Paolo è consapevole che a lui, come ultimo, è stato concesso ancora un incontro
con il Cristo risorto. Anche il senso delle
apparizioni è chiaro in tutta la tradizione:
si tratta, innanzitutto, di raccogliere una
cerchia di discepoli che possano testimoniare che Gesù non è rimasto nel
sepolcro, ma che è vivo. La loro testimonianza concreta si traduce
essenzialmente in una missione: devono annunciare al mondo che Gesù è il
Vivente – la Vita stessa.
Hanno il compito
di tentare anzitutto ancora una volta di raccogliere Israele attorno al Gesù
risorto. Anche per Paolo
l’annuncio comincia sempre con la testimonianza davanti ai Giudei ai quali la
salvezza è destinata in primo luogo. Ma la destinazione ultima
degli inviati di Gesù è universale: «A me è stato dato ogni potere
in cielo e sulla terra. Andate dunque e fate discepoli tutti i popoli» (Mt 28,18s). «Mi sarete testimoni a
Gerusalemme, in tutta la Giudea e la Samaria e fino ai confini della terra» (At 1,8). «Va’, dice infine il Risorto a
Paolo, perché io ti manderò lontano, alle nazioni» (At 22,21). [309]
Fa
parte del messaggio dei testimoni anche l’annuncio che Gesù verrà di nuovo per
giudicare i vivi e i morti e per stabilire definitivamente il regno di Dio nel
mondo. Una grande corrente della teologia
moderna ha dichiarato questo annuncio il contenuto principale, se non
addirittura l’unico nucleo del messaggio. Così si asserisce che Gesù
stesso avrebbe già pensato esclusivamente in categorie escatologiche. L’«attesa
immediata» del regno sarebbe stata il vero elemento specifico del suo messaggio
e il primo annuncio apostolico non sarebbe stato diverso.
Se
questo fosse vero – ci si interroga – come avrebbe potuto persistere la fede
cristiana quando l’attesa immediata non si compì? Di fatto, una tale teoria è in contrasto con i testi come anche con
la realtà del cristianesimo nascente, che sperimentò la fede quale forza
operante nel presente e, insieme, quale speranza.

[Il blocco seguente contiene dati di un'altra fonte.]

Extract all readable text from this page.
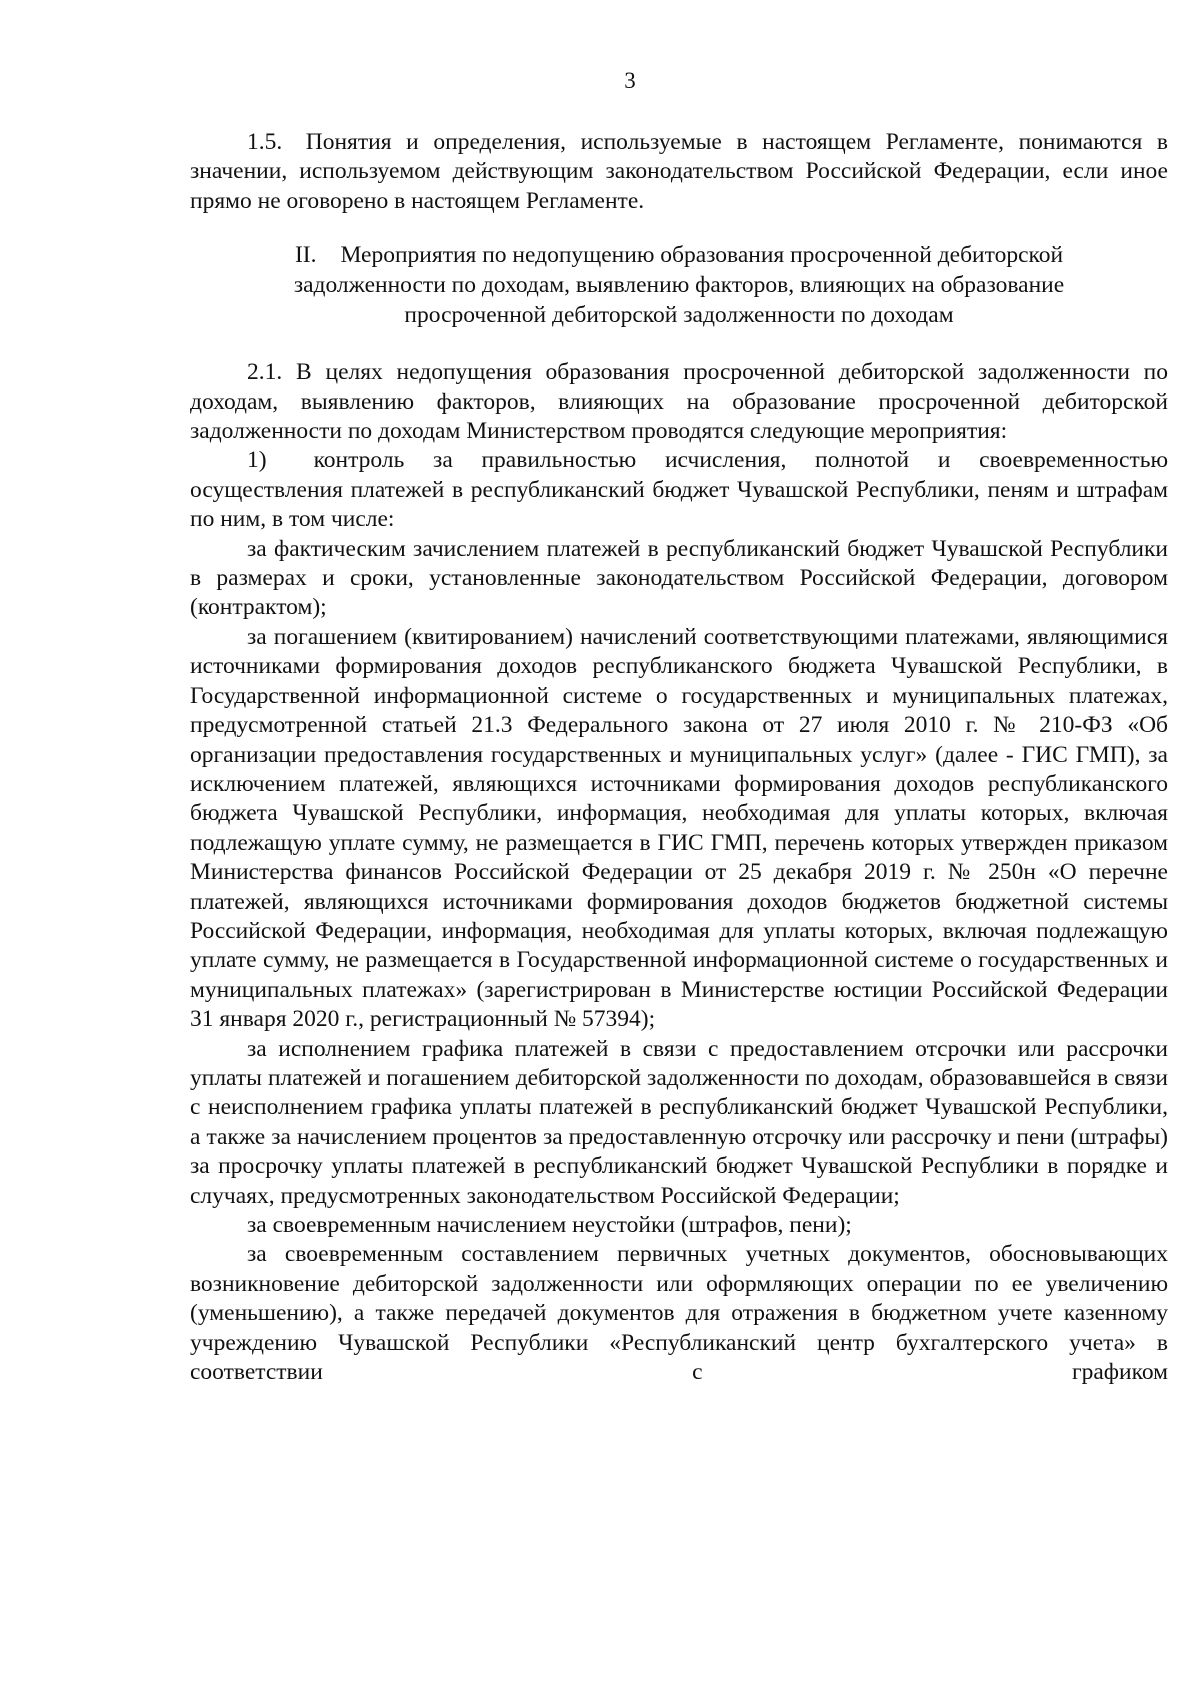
3

1.5. Понятия и определения, используемые в настоящем Регламенте, понимаются в значении, используемом действующим законодательством Российской Федерации, если иное прямо не оговорено в настоящем Регламенте.

II. Мероприятия по недопущению образования просроченной дебиторской задолженности по доходам, выявлению факторов, влияющих на образование просроченной дебиторской задолженности по доходам

2.1. В целях недопущения образования просроченной дебиторской задолженности по доходам, выявлению факторов, влияющих на образование просроченной дебиторской задолженности по доходам Министерством проводятся следующие мероприятия:

1)  контроль за правильностью исчисления, полнотой и своевременностью осуществления платежей в республиканский бюджет Чувашской Республики, пеням и штрафам по ним, в том числе:

за фактическим зачислением платежей в республиканский бюджет Чувашской Республики в размерах и сроки, установленные законодательством Российской Федерации, договором (контрактом);

за погашением (квитированием) начислений соответствующими платежами, являющимися источниками формирования доходов республиканского бюджета Чувашской Республики, в Государственной информационной системе о государственных и муниципальных платежах, предусмотренной статьей 21.3 Федерального закона от 27 июля 2010 г. № 210-ФЗ «Об организации предоставления государственных и муниципальных услуг» (далее - ГИС ГМП), за исключением платежей, являющихся источниками формирования доходов республиканского бюджета Чувашской Республики, информация, необходимая для уплаты которых, включая подлежащую уплате сумму, не размещается в ГИС ГМП, перечень которых утвержден приказом Министерства финансов Российской Федерации от 25 декабря 2019 г. № 250н «О перечне платежей, являющихся источниками формирования доходов бюджетов бюджетной системы Российской Федерации, информация, необходимая для уплаты которых, включая подлежащую уплате сумму, не размещается в Государственной информационной системе о государственных и муниципальных платежах» (зарегистрирован в Министерстве юстиции Российской Федерации 31 января 2020 г., регистрационный № 57394);

за исполнением графика платежей в связи с предоставлением отсрочки или рассрочки уплаты платежей и погашением дебиторской задолженности по доходам, образовавшейся в связи с неисполнением графика уплаты платежей в республиканский бюджет Чувашской Республики, а также за начислением процентов за предоставленную отсрочку или рассрочку и пени (штрафы) за просрочку уплаты платежей в республиканский бюджет Чувашской Республики в порядке и случаях, предусмотренных законодательством Российской Федерации;

за своевременным начислением неустойки (штрафов, пени);

за своевременным составлением первичных учетных документов, обосновывающих возникновение дебиторской задолженности или оформляющих операции по ее увеличению (уменьшению), а также передачей документов для отражения в бюджетном учете казенному учреждению Чувашской Республики «Республиканский центр бухгалтерского учета» в соответствии с графиком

I discepoli hanno, certamente, parlato del ritorno di Gesù, ma soprattutto hanno testimoniato che Egli è Colui che ora vive, che è
la Vita stessa in virtù della quale anche noi diventiamo viventi
(cfr Gv 14,19).
Ma come si
realizza questo? Dove lo troviamo? Lui, il Risorto,
l’«Innalzato alla destra di Dio» (cfr At 2,33) non è forse, di conseguenza, del
tutto assente? O è invece in qualche modo raggiungibile? Possiamo noi
inoltrarci fino «alla destra del Padre»? Esiste, tuttavia, nell’assenza anche
una reale presenza? Non viene forse a noi solo in un ultimo giorno non noto? Può venire anche oggi? [310]
Queste
domande caratterizzano il Vangelo di
Giovanni, e anche le Lettere di san
Paolo offrono ad esse una risposta. L’essenziale di tale risposta è però tracciato anche nei
racconti sull’«ascensione» con cui si conclude il Vangelo di Luca e cominciano gli Atti degli Apostoli.
Volgiamoci
dunque alla conclusione del Vangelo di
Luca. Lì si racconta come Gesù appare agli apostoli che, insieme ai due
discepoli di Emmaus, sono radunati a Gerusalemme. Egli mangia con loro e dà
alcune istruzioni. Le ultime frasi del Vangelo dicono: «Poi li condusse fuori
verso Betània e, alzate le mani, li benedisse. Mentre li benediceva, si staccò
da loro e veniva portato su, in cielo. Ed essi si prostrarono davanti a lui;
poi tornarono a Gerusalemme con grande gioia e stavano sempre nel tempio
lodando Dio» (24,50-53).
Questa
conclusione ci stupisce. Luca ci dice che i
discepoli erano pieni di gioia dopo che il Signore si era allontanato
definitivamente da loro. Noi ci aspetteremmo il contrario. Ci aspetteremmo che
essi fossero rimasti sconcertati e tristi. Il mondo non era cambiato, Gesù si
era definitivamente allontanato da loro. Avevano ricevuto un compito
apparentemente irrealizzabile, un compito che andava al di là delle loro forze.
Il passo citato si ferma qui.